Il TFR è una somma di denaro spettante al lavoratore, alla conclusione del suo rapporto di lavoro, la cosiddetta “liquidazione”. Il TFR viene mensilmente accantonato ad ogni lavoratore durante il periodo lavorativo e nel momento in cui viene licenziato, il datore di lavoro è tenuto, entro brevissimo tempo, a corrispondere questa indennità al lavoratore.


Il TFR (che dal 1/6/82 sostituisce l’indennità di anzianità L.297/82 ) viene calcolato sommando, per ogni anno completo di lavoro, una quota pari all’importo della retribuzione, (che deve comprendere tutte le somme percepite) divisa per 13,5. Il TFR viene rivalutato al 31/12 dell’anno successivo dell’1,5% + 75% del tasso d’inflazione.

Esempio ipotetico di calcolo dall’anno 1982 in poi: retribuzione percepita 20.000 Euro (annuale) : 13,5 = 1482,48 X 37 anni di lavoro = 54.814,81 Euro (TFR lordo).

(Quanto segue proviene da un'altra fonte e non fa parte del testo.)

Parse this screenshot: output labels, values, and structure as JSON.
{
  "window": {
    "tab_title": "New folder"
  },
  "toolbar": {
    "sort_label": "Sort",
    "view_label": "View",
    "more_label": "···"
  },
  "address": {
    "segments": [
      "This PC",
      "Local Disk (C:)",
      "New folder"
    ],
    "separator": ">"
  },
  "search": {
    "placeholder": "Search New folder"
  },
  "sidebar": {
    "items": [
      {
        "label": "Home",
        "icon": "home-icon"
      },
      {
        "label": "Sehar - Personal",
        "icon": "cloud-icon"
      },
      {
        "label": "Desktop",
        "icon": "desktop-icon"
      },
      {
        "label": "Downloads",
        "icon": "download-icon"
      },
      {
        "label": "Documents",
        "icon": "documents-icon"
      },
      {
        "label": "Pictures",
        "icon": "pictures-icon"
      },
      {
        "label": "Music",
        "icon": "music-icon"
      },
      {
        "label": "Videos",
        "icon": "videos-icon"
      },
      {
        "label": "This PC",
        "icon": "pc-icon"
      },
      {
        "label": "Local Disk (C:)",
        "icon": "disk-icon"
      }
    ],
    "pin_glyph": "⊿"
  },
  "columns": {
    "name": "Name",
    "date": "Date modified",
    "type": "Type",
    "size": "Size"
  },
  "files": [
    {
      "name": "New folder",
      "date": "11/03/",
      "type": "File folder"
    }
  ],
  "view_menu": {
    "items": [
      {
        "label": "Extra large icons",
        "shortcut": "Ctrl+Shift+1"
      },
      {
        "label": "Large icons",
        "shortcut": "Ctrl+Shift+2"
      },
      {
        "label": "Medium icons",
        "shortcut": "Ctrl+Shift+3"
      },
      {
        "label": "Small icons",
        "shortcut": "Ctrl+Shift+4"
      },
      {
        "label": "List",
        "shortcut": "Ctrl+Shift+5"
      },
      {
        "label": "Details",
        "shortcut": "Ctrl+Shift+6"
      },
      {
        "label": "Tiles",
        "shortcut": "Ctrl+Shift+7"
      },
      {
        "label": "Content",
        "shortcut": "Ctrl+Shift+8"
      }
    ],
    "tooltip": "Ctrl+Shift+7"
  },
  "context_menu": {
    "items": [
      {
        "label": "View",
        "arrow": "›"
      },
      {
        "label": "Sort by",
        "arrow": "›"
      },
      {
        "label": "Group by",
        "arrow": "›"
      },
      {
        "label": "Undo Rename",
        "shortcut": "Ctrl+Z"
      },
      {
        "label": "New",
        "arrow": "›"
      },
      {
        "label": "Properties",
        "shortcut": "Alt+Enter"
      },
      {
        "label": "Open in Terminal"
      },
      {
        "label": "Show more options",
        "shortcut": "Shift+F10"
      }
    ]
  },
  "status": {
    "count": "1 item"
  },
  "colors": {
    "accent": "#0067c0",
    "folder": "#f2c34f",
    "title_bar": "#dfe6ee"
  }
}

Dal 1 gennaio ’07 con il D.leg.vo n. 252/05 è entrata in vigore la riforma della previdenza complementare, che interessa gran parte di lavoratori, che dovranno optare, entro SEI MESI (dal 1° gennaio), tramite lo specifico modello (in mancanza vale la regola del SILENZIO ASSENSO e il TFR andrà a riversarsi nei fondi pensione), se destinare il TFR maturando, ai fondi pensione o lasciarlo in azienda.

In questo caso l’azienda con più di 50 dipendenti in forza, dovrà trasferire l’intera somma (TFR) al Fondo per l’erogazione del TFR ai dipendenti del settore privato amministrato dallo Stato e dall’INPS.